San Nicolas island foxes (Urocyon littoralis) are thought to be least genetically diverse of all vertebrates. However, they have been able to maintain diversity and heterozygosity of their MHC haplotypes.

On my previous post entitled “Why is inbreeding bad?” I noted that one of the real issues with inbreeding is an impaired immune system as the result of losing diversity and heterozygosity in MHC/DLA haplotypes.

The MHC stands for the Major Histocompatibility Complex.  The MHC is cell surface molecule that is encoded by a relatively large gene family.  The MHC  molecule controls some of the actions of the leukocytes, “the white blood cells.”  As you might remember from your high school health class, leukocytes are the blood cells that act as police, taking out infectious diseases and foreign materials, including cancerous cells.

Possessing a greater diversity in MHC haplotypes allows the organism a heightened ability to control what leukocytes do when exposed to a variety of challenges to the immune system. Reduced diversity winds up restricting the immune system’s ability to fight disease.  Possessing a heterozygous MHC haplotypes also provides greater immune resistance than possessing homozygous MHC haplotypes.

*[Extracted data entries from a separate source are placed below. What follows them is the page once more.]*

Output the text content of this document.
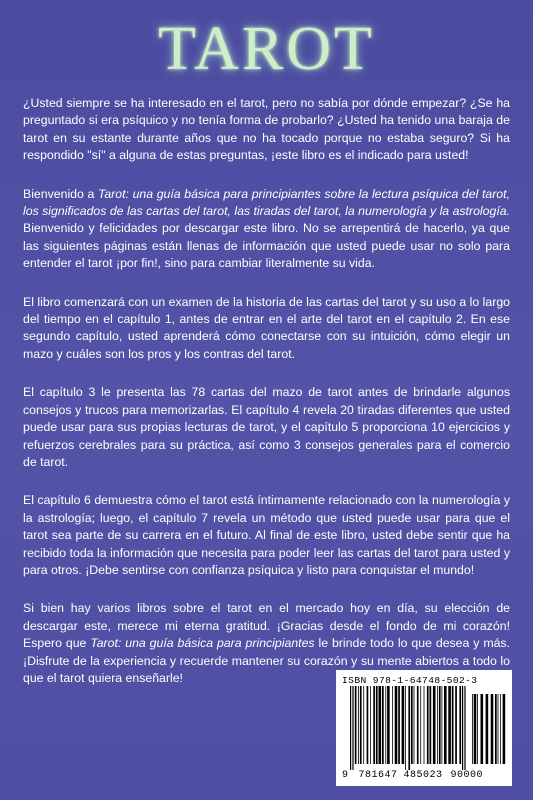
TAROT

¿Usted siempre se ha interesado en el tarot, pero no sabía por dónde empezar? ¿Se ha preguntado si era psíquico y no tenía forma de probarlo? ¿Usted ha tenido una baraja de tarot en su estante durante años que no ha tocado porque no estaba seguro? Si ha respondido "sí" a alguna de estas preguntas, ¡este libro es el indicado para usted!

Bienvenido a Tarot: una guía básica para principiantes sobre la lectura psíquica del tarot, los significados de las cartas del tarot, las tiradas del tarot, la numerología y la astrología. Bienvenido y felicidades por descargar este libro. No se arrepentirá de hacerlo, ya que las siguientes páginas están llenas de información que usted puede usar no solo para entender el tarot ¡por fin!, sino para cambiar literalmente su vida.

El libro comenzará con un examen de la historia de las cartas del tarot y su uso a lo largo del tiempo en el capítulo 1, antes de entrar en el arte del tarot en el capítulo 2. En ese segundo capítulo, usted aprenderá cómo conectarse con su intuición, cómo elegir un mazo y cuáles son los pros y los contras del tarot.

El capítulo 3 le presenta las 78 cartas del mazo de tarot antes de brindarle algunos consejos y trucos para memorizarlas. El capítulo 4 revela 20 tiradas diferentes que usted puede usar para sus propias lecturas de tarot, y el capítulo 5 proporciona 10 ejercicios y refuerzos cerebrales para su práctica, así como 3 consejos generales para el comercio de tarot.

El capítulo 6 demuestra cómo el tarot está íntimamente relacionado con la numerología y la astrología; luego, el capítulo 7 revela un método que usted puede usar para que el tarot sea parte de su carrera en el futuro. Al final de este libro, usted debe sentir que ha recibido toda la información que necesita para poder leer las cartas del tarot para usted y para otros. ¡Debe sentirse con confianza psíquica y listo para conquistar el mundo!

Si bien hay varios libros sobre el tarot en el mercado hoy en día, su elección de descargar este, merece mi eterna gratitud. ¡Gracias desde el fondo de mi corazón! Espero que Tarot: una guía básica para principiantes le brinde todo lo que desea y más. ¡Disfrute de la experiencia y recuerde mantener su corazón y su mente abiertos a todo lo que el tarot quiera enseñarle!	ISBN 978-1-64748-502-3
9 781647 485023 90000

In humans, the MHC is called the human leukocyte antigen system, usually abbreviated as HLA. In dogs, it is called the dog leukocyte antigen system, which is abbreviated at DLA.

One cannot look at an organism and tell what its MHC haplotypes are. It’s not like looking at fur or hair color.

And as a result, these haplotypes are very easily lost within a closed registry system.  Often, the haplotypes not lost entirely within a breed or strain, but because of the popular sire effect and continuous linebreeding  from “the best,” a huge percentage of the population in any one breed can be quite homozyous in its MHC haplotypes.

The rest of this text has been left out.